When tuning a Dataflow, many developers are looking for that “Silver Bullet” – a quick and easy solution. My experience is that there are few “Silver Bullets” in Data Services and redesigning a Dataflow usually provides the best results. Effective tuning requires a data set and hardware that actually mimics production. Tuning on a development server with 5% of the production data, 8 GB of RAM, one CPU and maybe two cores won’t show you how a Dataflow that uses Degrees of Parallelism greater than one will actually run on a production server with eight CPUs. Developers have to take into account not only the hardware the job server is running on but the hardware the database server is running on. Spawning multiple threads on single CPU database server won’t have the same effects as on a multi-CPU database server.
If we can’t benchmark on data and hardware similar to production then we’ll need to have a better understanding of what the Dataflow is really doing and when certain features are going to be effective.
Number of Loaders
The Number of Loaders feature creates buffers for the database operations. The default is one, meaning that you have a single buffer for the rows going to the target table. The Dataflow writes to these buffers in a round robin manner. If you set up 5 loaders and the commit row size is 1,000 then 5,000 rows will be buffered up. Once the buffer is full it is flushed to the database. Because of the round robin allocation, all five buffers are sent to the database at almost the same time.

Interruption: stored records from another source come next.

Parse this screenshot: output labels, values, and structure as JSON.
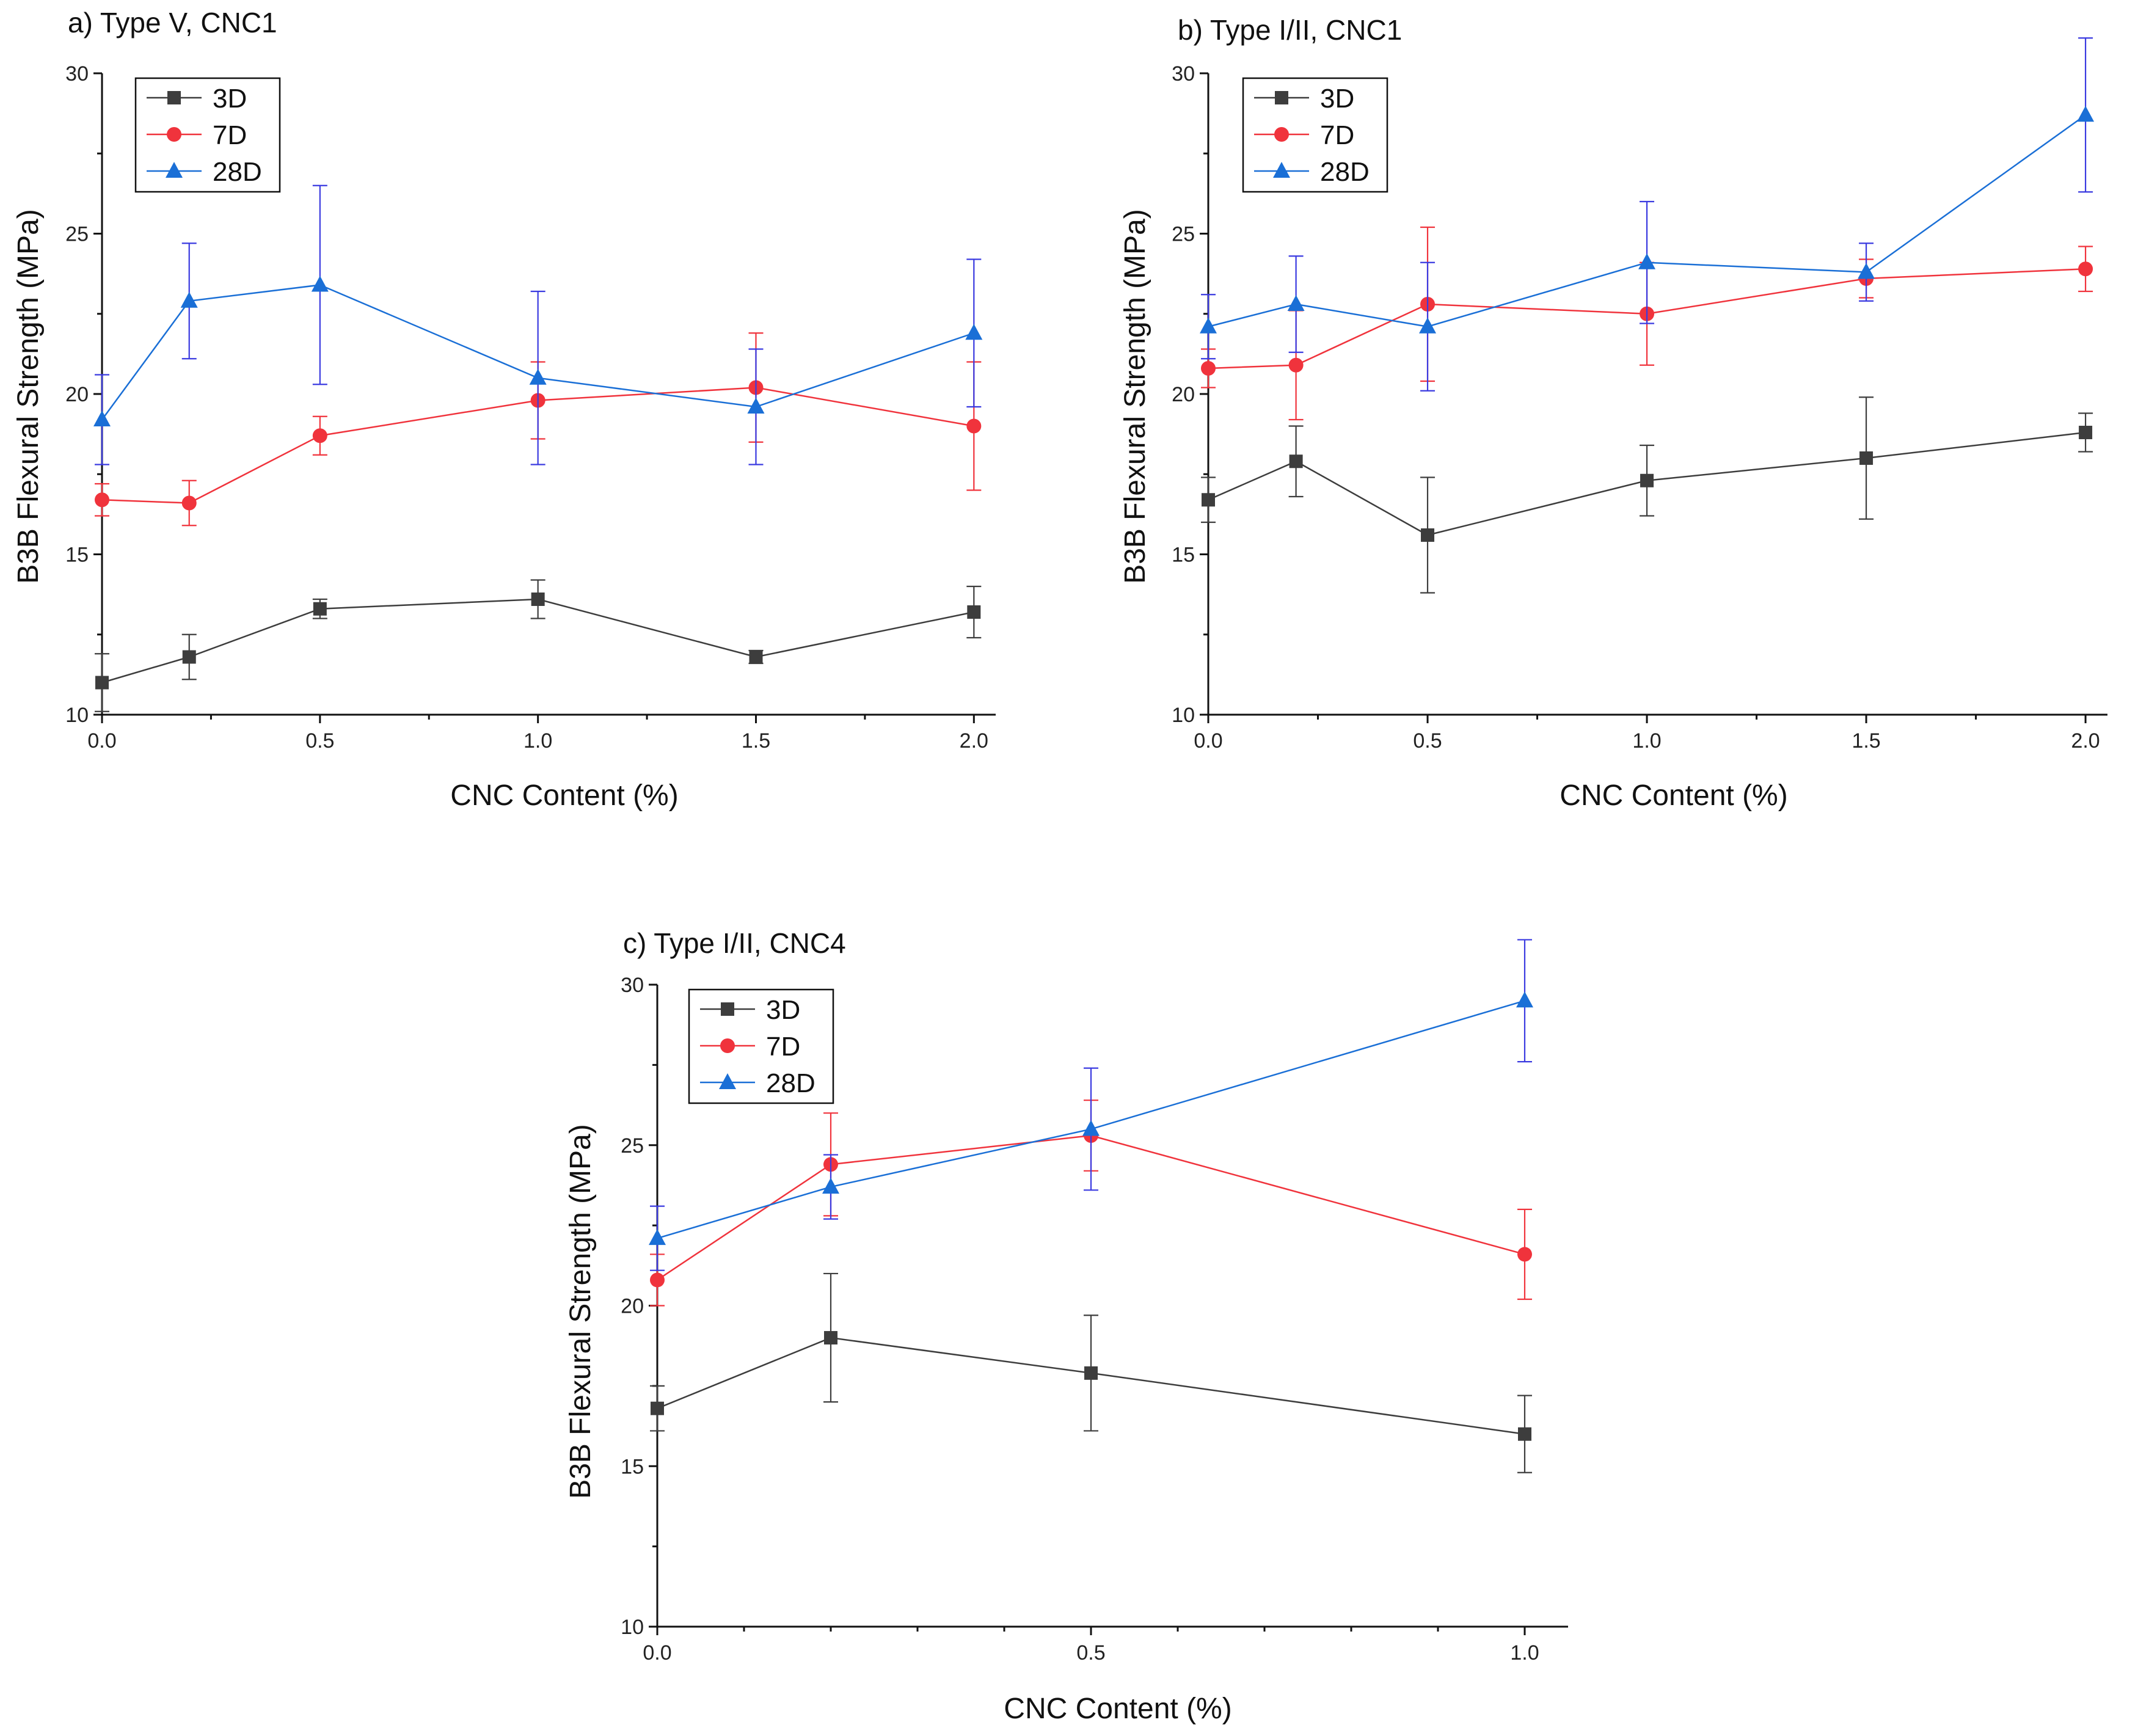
{
  "colors": {
    "3D": "#3d3d3d",
    "7D": "#f0333c",
    "28D": "#1a6fd6",
    "errorbar_28D": "#3a3ae0"
  },
  "chart_data": [
    {
      "id": "a",
      "type": "line",
      "title": "a) Type V, CNC1",
      "xlabel": "CNC Content (%)",
      "ylabel": "B3B Flexural Strength (MPa)",
      "xlim": [
        0,
        2.05
      ],
      "ylim": [
        10,
        30
      ],
      "xticks": [
        "0.0",
        "0.5",
        "1.0",
        "1.5",
        "2.0"
      ],
      "yticks": [
        "10",
        "15",
        "20",
        "25",
        "30"
      ],
      "legend_position": "top-left",
      "x": [
        0,
        0.2,
        0.5,
        1.0,
        1.5,
        2.0
      ],
      "series": [
        {
          "name": "3D",
          "marker": "square",
          "values": [
            11.0,
            11.8,
            13.3,
            13.6,
            11.8,
            13.2
          ],
          "err": [
            0.9,
            0.7,
            0.3,
            0.6,
            0.2,
            0.8
          ]
        },
        {
          "name": "7D",
          "marker": "circle",
          "values": [
            16.7,
            16.6,
            18.7,
            19.8,
            20.2,
            19.0
          ],
          "err": [
            0.5,
            0.7,
            0.6,
            1.2,
            1.7,
            2.0
          ]
        },
        {
          "name": "28D",
          "marker": "triangle",
          "values": [
            19.2,
            22.9,
            23.4,
            20.5,
            19.6,
            21.9
          ],
          "err": [
            1.4,
            1.8,
            3.1,
            2.7,
            1.8,
            2.3
          ]
        }
      ]
    },
    {
      "id": "b",
      "type": "line",
      "title": "b) Type I/II, CNC1",
      "xlabel": "CNC Content (%)",
      "ylabel": "B3B Flexural Strength (MPa)",
      "xlim": [
        0,
        2.05
      ],
      "ylim": [
        10,
        30
      ],
      "xticks": [
        "0.0",
        "0.5",
        "1.0",
        "1.5",
        "2.0"
      ],
      "yticks": [
        "10",
        "15",
        "20",
        "25",
        "30"
      ],
      "legend_position": "top-left",
      "x": [
        0,
        0.2,
        0.5,
        1.0,
        1.5,
        2.0
      ],
      "series": [
        {
          "name": "3D",
          "marker": "square",
          "values": [
            16.7,
            17.9,
            15.6,
            17.3,
            18.0,
            18.8
          ],
          "err": [
            0.7,
            1.1,
            1.8,
            1.1,
            1.9,
            0.6
          ]
        },
        {
          "name": "7D",
          "marker": "circle",
          "values": [
            20.8,
            20.9,
            22.8,
            22.5,
            23.6,
            23.9
          ],
          "err": [
            0.6,
            1.7,
            2.4,
            1.6,
            0.6,
            0.7
          ]
        },
        {
          "name": "28D",
          "marker": "triangle",
          "values": [
            22.1,
            22.8,
            22.1,
            24.1,
            23.8,
            28.7
          ],
          "err": [
            1.0,
            1.5,
            2.0,
            1.9,
            0.9,
            2.4
          ]
        }
      ]
    },
    {
      "id": "c",
      "type": "line",
      "title": "c) Type I/II, CNC4",
      "xlabel": "CNC Content (%)",
      "ylabel": "B3B Flexural Strength (MPa)",
      "xlim": [
        0,
        1.05
      ],
      "ylim": [
        10,
        30
      ],
      "xticks": [
        "0.0",
        "0.5",
        "1.0"
      ],
      "yticks": [
        "10",
        "15",
        "20",
        "25",
        "30"
      ],
      "legend_position": "top-left",
      "x": [
        0,
        0.2,
        0.5,
        1.0
      ],
      "series": [
        {
          "name": "3D",
          "marker": "square",
          "values": [
            16.8,
            19.0,
            17.9,
            16.0
          ],
          "err": [
            0.7,
            2.0,
            1.8,
            1.2
          ]
        },
        {
          "name": "7D",
          "marker": "circle",
          "values": [
            20.8,
            24.4,
            25.3,
            21.6
          ],
          "err": [
            0.8,
            1.6,
            1.1,
            1.4
          ]
        },
        {
          "name": "28D",
          "marker": "triangle",
          "values": [
            22.1,
            23.7,
            25.5,
            29.5
          ],
          "err": [
            1.0,
            1.0,
            1.9,
            1.9
          ]
        }
      ]
    }
  ]
}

The benefit of five buffers is that five processes are writing rows to the database instead of one. The downside is that five processes are writing rows to the database. If your database can’t handle that much activity then your overall processing time could increase instead.
The buffers are being written to the database in parallel, as long as the Rows per commit setting is high enough.
To test this I created a table that has an insert trigger on it that sets an UPDATED_DT (timestamp(9) data type) and UPDATED_BY column from a trigger using SYSTIMESTAMP and SYS_CONTEXT(‘USER_ENV’,’SID’), respectively. The Dataflow target table has Number of Loaders set to 5 and the Rows per commit set to 1,000. I then processed 30,000 rows through the Dataflow.
After loading the data I queried the table, sorting by UPDATED_DT DESC. The UPDATED_BY column value was mixed. See the screenshot below. The results tell me that each of the five buffers wrote rows to the database in parallel. If the five buffers were running in series then the UPDATED_BY values would be the same for each set of 1,000 rows in the result set.
Interestingly enough, I found that the Rows per commit setting affected how the buffers were written to the database. If the setting was only 100 rows then the buffers were written in series. The same setup used above was used to test the lower Rows per commit value.
Some tables are just slow to insert. This could be due to triggers, a large number of indexes or very wide rows. Using multiple parallel processes to perform the inserts may improve the overall execution time in these cases.
Number of Loaders will work for all three row operation types: insert, update and delete.
Certain table designs may not lend themselves to multiple loaders. Clustered indexes in Microsoft SQL Server and Index Organized Tables (IOT) in Oracle are one example. Within the table the rows are physically sorted in the order of the primary key. If the data is inserted out of order then the database has to bounce between pages/blocks and may perform a number of page/block splits to insert data. On the other hand, if the data is sorted in the Dataflow to match the primary key of the target table and a single loader is used then the database won’t have to do anything special with the data. It will be inserted in the same order it is received.
Certain index types could prevent you from using Number of Loaders greater than one. Oracle bitmap indexes can be very finicky about being updated by parallel processes. In a high transaction load environment I saw deadlocks on bitmap indexes when the Number of Loaders was more than one. Regular b-tree indexes worked fine.
The Number of Loaders feature is turned off if the Bulk Loader option is turned on. It also doesn’t work if the full operation of the Dataflow is pushed down to the database.
When the Number of Loaders is increased from the default of one remember that each additional buffer increases the amount of RAM used by the Dataflow. If a single loader uses a commit setting of 5,000 then consider reducing the Rows per commit setting by the Number of Loaders. If five loaders are used then consider changing the commit setting to 1,000. The Rows per commit setting can have a significant impact on performance. Be sure to test with both higher and lower values.
Number of Loaders is one of my “last resort” tuning features. Once I’ve done all I can to tune a Dataflow and it isn’t as fast as I need it to be I’ll begin testing different Number of Loader values. Because of the amount of test setup time required to run multiple tests this feature often isn’t worth the bang for the buck. There are many tuning areas that are more effective and I’ll try those first. It’s very rare that I’ll have to resort to setting Number of Loaders greater than one.
If I could redesign the Number of Loaders feature I would eliminate the round robin allocation. The Dataflow would fill buffer #1 and then flush the buffer to the database and then begin filling buffer #2. I suspect that the way it currently works, while the buffers are being flushed to the database the rest of the Dataflow is taking a nap. If buffers were filled one at a time then it might be possible to be writing to the database and keep processing incoming data at the same time. Only when all buffers are still flushing to the database would the Dataflow take a nap.